For many, the US is prioritizing these aspects in its foreign relations to restore values that sustain its hegemony and counter the growing influence of Russia and China. Yet, one can often see contradictions and contrasting approaches in US bilateral relations. For instance, the US’s relationship with Bangladesh is largely marked by Human Rights and Democracy. For the last two or three years, the bilateral visits focus mostly on these elements, as the US continuously expresses its concern in Bangladesh. It has also announced sanctions on the country’s elite force, Rapid Action Battalion (RAB), and its seven current and former officials over alleged rights violations. Recently, the US also announced a new visa policy for Bangladesh ahead of the general election. The US is following the same path in Cambodia, raising issues related to free and fair elections and human rights violations to pursue its policy.
On the other hand, even though India has religious freedom issues and the US reports marked the country as a ‘concern’, we hardly saw any dialogue on this issue despite the senator’s letter and several other senator’s boycotting of PM Modi’s speech in Congress.

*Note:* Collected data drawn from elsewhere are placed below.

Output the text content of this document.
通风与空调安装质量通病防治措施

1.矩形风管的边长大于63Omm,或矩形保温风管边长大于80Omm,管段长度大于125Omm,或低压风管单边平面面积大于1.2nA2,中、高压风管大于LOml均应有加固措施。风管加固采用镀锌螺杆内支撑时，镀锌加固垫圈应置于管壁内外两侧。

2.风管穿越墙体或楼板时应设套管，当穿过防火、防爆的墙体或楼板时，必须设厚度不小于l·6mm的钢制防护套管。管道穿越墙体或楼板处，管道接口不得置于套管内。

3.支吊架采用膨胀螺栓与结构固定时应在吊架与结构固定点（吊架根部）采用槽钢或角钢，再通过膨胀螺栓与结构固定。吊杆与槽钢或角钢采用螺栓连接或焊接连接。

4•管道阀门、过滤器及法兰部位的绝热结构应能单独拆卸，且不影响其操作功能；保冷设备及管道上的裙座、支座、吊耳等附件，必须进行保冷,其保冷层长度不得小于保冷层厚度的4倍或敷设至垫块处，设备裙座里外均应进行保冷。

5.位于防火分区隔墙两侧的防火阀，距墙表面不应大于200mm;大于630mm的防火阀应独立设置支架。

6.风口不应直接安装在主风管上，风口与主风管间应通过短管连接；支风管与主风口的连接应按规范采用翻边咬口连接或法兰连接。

India is not also an isolated event. The US turns a blind eye to countries that have their own geopolitical significance.
Chameleon Changing Color?
The unequal treatment by the US between two South Asian countries- India and Bangladesh suggests that US diplomacy is more focused on interest rather than a public good or sustaining normative values. As it is dependent on the US national interest, it often changes color, from coercive to welcoming. Modi’s diplomatic grandeur in Washington despite human rights concerns is due to India’s geostrategic significance in countering China and Russia, to some extent. The US needs India for its own geopolitical interest in the region in the context of the Indo-Pacific Strategy. Hence, the state department and administration made the Senate and Congress voiceless changing the foreign policy priorities from Democracy and Human Rights to geopolitical calculation.
Besides India, democracy and human rights also take a backseat in their diplomacy with Saudi Arabia, Israel, Egypt, and many others. Its treatment of other countries such as Bangladesh and Cambodia suggest that it has weaponized democracy and human rights for coercion against countries it perceives as ‘China-tilting’. As a result of such classification and interest-driven diplomacy, US diplomacy treats countries based on their significance and classification and treats them unequally. Setting such double standards and ‘chameleon- diplomacy’ is only unfortunate and detrimental to liberal norms. And the core reason is abandoning the ‘Walking Hand in Hand’ philosophy, and embarking on coercive diplomacy.